Comme à son habitude, Romain était entré discrètement dans la chambre, tel un chat se faufilant ici et là, à sa guise. Il se tenait sur le pallier de la porte, les bras croisés dans le dos, presque au garde à vous et ce n'est qu'en le voyant là que James eut de nouveau en mémoire la conversation qu'il avait eu plus tôt dans la journée avec Madeleine Berneby. Romain lui cachait-il réellement la venue de sa cousine au palais ? Si oui, que pouvait-il lui cacher d'autres ?

- J'aimerais simplement savoir si tu avais été mis au fait des changements apportés concernant mon emploi du temps de demain ?

Non. Ce n'était pas la question qui lui brûlait les lèvres.

- J'ai cru comprendre que vous alliez déjeuner avec Mademoiselle Niver, oui. Des préparations spéciales doivent être faites ? Avez-vous des besoins particuliers dont je devrais m'occuper pour le déjeuner ?

- Non, à moins que tu puisses m'assurer une météo clémente étant donné que je compte installer le déjeuner dans les jardins, sous le patio, peut-être ?

- Sous le patio, Votre Altesse ? répéta l'assistant visiblement surprit, N'était-ce pas l'endroit préféré de Son Altesse Royale la Princesse ?

- Et donc ? Parce que mon épouse avait de l'affection pour certains endroits du palais je devrais éviter ces derniers et ne plus y mettre les pieds ?

- Ce n'est pas ce que je voulais sous-entendre et je m'excuse sincèrement si mes propos vous ont blessés, cela m'étonne, c'est tout.
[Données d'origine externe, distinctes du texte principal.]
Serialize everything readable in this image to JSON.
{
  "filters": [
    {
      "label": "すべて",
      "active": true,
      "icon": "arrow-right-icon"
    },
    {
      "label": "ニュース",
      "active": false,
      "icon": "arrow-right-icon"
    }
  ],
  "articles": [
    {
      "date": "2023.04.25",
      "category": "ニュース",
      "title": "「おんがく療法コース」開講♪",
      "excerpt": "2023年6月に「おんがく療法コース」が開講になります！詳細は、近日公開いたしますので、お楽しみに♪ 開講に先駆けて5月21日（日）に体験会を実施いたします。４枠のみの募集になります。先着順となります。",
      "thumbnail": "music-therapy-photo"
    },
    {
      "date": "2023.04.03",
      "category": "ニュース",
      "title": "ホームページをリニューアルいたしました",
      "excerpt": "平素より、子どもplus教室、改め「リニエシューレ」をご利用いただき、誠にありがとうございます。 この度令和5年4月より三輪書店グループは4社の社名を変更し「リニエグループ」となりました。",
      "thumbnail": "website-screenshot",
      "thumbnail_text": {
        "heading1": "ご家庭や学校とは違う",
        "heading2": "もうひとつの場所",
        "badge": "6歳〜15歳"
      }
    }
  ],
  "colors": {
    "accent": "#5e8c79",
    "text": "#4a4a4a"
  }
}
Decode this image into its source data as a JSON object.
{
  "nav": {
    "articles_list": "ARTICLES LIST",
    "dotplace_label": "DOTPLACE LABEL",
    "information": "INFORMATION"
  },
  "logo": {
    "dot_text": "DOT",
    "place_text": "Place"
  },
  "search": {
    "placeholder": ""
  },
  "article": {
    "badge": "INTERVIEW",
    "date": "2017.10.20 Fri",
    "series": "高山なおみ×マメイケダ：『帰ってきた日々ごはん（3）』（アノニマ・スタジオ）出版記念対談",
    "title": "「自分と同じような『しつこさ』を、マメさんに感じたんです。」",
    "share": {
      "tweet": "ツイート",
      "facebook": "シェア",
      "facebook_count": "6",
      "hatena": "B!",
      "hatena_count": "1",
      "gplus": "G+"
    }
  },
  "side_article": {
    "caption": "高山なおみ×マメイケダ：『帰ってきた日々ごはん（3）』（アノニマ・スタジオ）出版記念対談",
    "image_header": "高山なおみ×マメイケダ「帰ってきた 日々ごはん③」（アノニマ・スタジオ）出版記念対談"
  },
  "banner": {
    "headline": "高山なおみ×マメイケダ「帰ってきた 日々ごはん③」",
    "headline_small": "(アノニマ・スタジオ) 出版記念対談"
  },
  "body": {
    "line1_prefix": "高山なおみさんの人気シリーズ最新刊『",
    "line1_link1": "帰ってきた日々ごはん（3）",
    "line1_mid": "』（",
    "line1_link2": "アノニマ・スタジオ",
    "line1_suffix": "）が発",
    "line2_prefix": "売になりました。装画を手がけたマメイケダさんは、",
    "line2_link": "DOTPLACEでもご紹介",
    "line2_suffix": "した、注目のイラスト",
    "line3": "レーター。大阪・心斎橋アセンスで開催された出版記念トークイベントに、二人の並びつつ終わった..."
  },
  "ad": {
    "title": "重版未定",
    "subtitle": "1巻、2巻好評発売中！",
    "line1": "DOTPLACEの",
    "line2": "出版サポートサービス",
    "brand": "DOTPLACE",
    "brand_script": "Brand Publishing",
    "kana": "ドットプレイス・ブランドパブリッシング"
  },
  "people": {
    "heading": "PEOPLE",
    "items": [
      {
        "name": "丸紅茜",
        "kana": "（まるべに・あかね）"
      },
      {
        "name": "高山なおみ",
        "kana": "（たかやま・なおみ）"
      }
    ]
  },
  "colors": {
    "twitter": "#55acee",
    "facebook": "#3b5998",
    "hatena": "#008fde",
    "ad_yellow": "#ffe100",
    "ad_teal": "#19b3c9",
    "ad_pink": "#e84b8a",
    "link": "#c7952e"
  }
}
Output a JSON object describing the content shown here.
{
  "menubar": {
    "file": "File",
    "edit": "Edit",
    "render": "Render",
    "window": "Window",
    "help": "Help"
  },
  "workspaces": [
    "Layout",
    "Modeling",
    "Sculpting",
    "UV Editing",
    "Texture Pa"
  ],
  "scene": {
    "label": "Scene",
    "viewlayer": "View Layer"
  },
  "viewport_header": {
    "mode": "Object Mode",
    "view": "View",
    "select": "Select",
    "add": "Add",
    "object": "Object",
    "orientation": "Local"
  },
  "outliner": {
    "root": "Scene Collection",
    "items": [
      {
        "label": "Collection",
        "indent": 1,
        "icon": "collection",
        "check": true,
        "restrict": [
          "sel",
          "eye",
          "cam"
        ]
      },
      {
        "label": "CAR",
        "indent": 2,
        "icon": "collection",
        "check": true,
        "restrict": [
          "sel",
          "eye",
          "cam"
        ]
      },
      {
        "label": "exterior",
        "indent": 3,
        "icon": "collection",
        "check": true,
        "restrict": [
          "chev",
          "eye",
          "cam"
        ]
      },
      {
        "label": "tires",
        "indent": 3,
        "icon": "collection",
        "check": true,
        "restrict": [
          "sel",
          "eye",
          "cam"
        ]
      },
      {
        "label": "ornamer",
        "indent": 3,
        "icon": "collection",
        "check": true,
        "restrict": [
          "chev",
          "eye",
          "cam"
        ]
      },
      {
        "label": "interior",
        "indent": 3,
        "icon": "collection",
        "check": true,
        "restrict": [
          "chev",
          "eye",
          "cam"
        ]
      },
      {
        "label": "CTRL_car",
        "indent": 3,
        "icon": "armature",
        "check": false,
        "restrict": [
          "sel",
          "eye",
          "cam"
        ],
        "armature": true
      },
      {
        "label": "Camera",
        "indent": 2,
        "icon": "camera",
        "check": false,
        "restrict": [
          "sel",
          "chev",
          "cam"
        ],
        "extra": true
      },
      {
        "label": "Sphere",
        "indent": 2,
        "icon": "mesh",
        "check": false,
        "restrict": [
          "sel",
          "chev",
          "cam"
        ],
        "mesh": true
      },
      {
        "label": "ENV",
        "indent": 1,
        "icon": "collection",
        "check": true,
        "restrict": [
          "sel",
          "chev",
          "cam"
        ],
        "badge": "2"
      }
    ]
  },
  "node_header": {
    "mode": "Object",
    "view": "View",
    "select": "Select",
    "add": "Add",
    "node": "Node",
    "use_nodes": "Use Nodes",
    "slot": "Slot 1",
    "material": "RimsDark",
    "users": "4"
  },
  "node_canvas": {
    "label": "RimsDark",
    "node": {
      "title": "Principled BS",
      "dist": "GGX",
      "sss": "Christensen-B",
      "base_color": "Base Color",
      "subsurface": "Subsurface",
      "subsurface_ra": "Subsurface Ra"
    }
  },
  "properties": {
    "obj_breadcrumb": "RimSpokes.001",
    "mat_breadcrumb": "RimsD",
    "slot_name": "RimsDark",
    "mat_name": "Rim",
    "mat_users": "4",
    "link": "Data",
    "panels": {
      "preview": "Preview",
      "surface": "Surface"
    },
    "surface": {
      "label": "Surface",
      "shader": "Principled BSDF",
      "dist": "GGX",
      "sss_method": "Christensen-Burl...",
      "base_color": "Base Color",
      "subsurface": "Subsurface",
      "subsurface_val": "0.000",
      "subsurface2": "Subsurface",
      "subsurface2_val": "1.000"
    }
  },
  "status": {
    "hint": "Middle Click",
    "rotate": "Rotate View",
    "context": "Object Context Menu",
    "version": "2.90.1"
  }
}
Jusqu'à présent et peut-être que vous le faisiez inconsciemment, mais vous ne vous rendiez pas dans ce genre d'endroits. Le patio, les jardins, la serre, l'aile du palais dédié à la Princesse...

- Eh bien peut-être est-il temps que tout cela change, non ? Je ne peux pas continuer à faire comme si certains endroits du palais étaient hantés par son fantôme. Certes, je ne peux pas nier le fait que j'ai parfois l'impression de sentir sa presence ou bien d'entendre son rire dans les couloirs, mais Méryl a fait ses...Méryl a fait ses choix et il est grand temps que je fasse le mien à présent.

- Puis-je savoir ce qui vous a soudainement décidé ?

Tout et puis rien en même temps. Peut-être étai-ce la dernière lettre reçue qui l'avait motivé ou peut-être était-ce une prise de conscience aussi brusque que soudaine. Il ne saurait le dire.

Il n'y avait, depuis un certain temps maintenant, ma plus grande amie pour James que cette incertitude constante.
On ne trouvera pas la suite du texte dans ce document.